Although those with dementia are different, they’re still people, says Gaye Warthe, PhD, registered social worker and professor in the Department of Child Studies and Social Work, “They are contributing. Just be willing to recognize it’s a new kind of relationship and embrace it.”
“The first thing for caregivers is to step into the person’s reality, and don’t expect them to step into yours.”
Gaye Warthe, PhD
Professor, Department of Child Studies and Social Work
Accepting that evolving connection is as important as deriving new ways to house and care for those with dementia.
Research is leaning towards creating innovative communities where people with dementia can thrive in a secure environment. Hogewey in the Netherlands is a carefully designed “dementia village.” The 5.3-acre care facility has a town square, a theatre, a garden and a post office. There’s even a bar. Caretakers wear regular clothes and are unobtrusively integrated into the society. “Patients” have been observed to eat better, take fewer medications, live longer and seem happier. Members of the surrounding communities also use the facilities.
Research is also looking into lifestyle factors that may help slow or stave off dementias, such as exercise, a healthy diet and not smoking.

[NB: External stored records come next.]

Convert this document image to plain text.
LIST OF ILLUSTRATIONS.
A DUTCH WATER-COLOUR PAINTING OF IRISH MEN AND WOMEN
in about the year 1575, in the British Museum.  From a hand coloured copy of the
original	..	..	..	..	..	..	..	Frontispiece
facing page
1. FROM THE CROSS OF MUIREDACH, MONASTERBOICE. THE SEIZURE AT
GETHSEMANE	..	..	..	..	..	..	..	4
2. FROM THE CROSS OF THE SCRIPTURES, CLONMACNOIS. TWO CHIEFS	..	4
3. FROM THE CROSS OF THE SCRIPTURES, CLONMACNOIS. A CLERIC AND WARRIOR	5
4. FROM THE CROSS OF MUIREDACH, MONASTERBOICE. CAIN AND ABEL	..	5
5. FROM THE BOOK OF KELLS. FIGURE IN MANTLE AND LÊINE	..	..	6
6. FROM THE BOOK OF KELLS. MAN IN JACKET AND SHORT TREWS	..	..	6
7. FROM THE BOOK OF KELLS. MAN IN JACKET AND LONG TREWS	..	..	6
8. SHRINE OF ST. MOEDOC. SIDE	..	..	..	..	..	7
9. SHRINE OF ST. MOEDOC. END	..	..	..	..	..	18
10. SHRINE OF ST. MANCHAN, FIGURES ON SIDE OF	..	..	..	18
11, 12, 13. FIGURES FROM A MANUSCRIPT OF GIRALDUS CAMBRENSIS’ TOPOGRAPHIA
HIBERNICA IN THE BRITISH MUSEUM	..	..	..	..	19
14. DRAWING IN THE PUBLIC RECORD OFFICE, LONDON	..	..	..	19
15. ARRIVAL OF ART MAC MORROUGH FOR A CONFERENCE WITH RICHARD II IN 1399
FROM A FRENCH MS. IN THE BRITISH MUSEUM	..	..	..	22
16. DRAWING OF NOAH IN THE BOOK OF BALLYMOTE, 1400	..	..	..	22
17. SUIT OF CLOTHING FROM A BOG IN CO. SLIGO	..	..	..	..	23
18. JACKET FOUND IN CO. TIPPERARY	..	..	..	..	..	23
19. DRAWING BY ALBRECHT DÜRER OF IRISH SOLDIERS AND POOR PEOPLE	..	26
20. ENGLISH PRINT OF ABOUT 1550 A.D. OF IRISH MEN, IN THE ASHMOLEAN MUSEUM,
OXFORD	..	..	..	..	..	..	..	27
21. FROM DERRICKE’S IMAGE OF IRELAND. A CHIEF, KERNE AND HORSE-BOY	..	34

Inspired by Hogeway, Canada’s first community specifically for those living with dementia will open in Langely, B.C., in 2019. The Village will be comprised of six bungalows housing 78 residents, with care provided by 72 expert staff.
Roughly 56,000 Canadians with dementia currently live in hospitals, according to the Alzheimer Society of Canada, a less-than-ideal situation. Hospitals aren’t set up for long-term care, and function best as short-term stops on the way to community-based continuing care.
“With Alberta Health Services, and as a nurse, our goal is to try to keep people as independent as possible,” says Jocelyn Rempel, a registered nurse and professor in Mount Royal’s School of Nursing and Midwifery. If possible, the patient’s home is the best place for them to be. But if there are health and safety issues — forgetting to clean out the fridge or go shopping, neglecting medications, wandering — an independent living facility might be the next option.
Suspect abuse?
When exploitation and mistreatment of a senior by their caregiver is suspected, people can turn to the Alberta government’s Office of the Public Guardian and Trustee, as well as their local police service. The City of Calgary’s 311 line can also assist.
“Some people actually show an improvement in those environments because they have that structure and the supports they need,” Rempel says.
In Canada, a National Strategy for Dementia-Friendly Communities was published in November 2016, and provincial dementia care strategies are being developed. A federal bill (C-233) passed in 2017 details an outline for the future and provides $100 million towards a dementia strategy, along with extra funds for respite care. The Alberta Dementia Strategy was unveiled in December 2017, with Alberta Health Minister Sarah Hoffman stating that nearly $7 million had already been spent on initiatives. The First Link program, which connects caregivers to support systems after a diagnosis, has received about $2 million.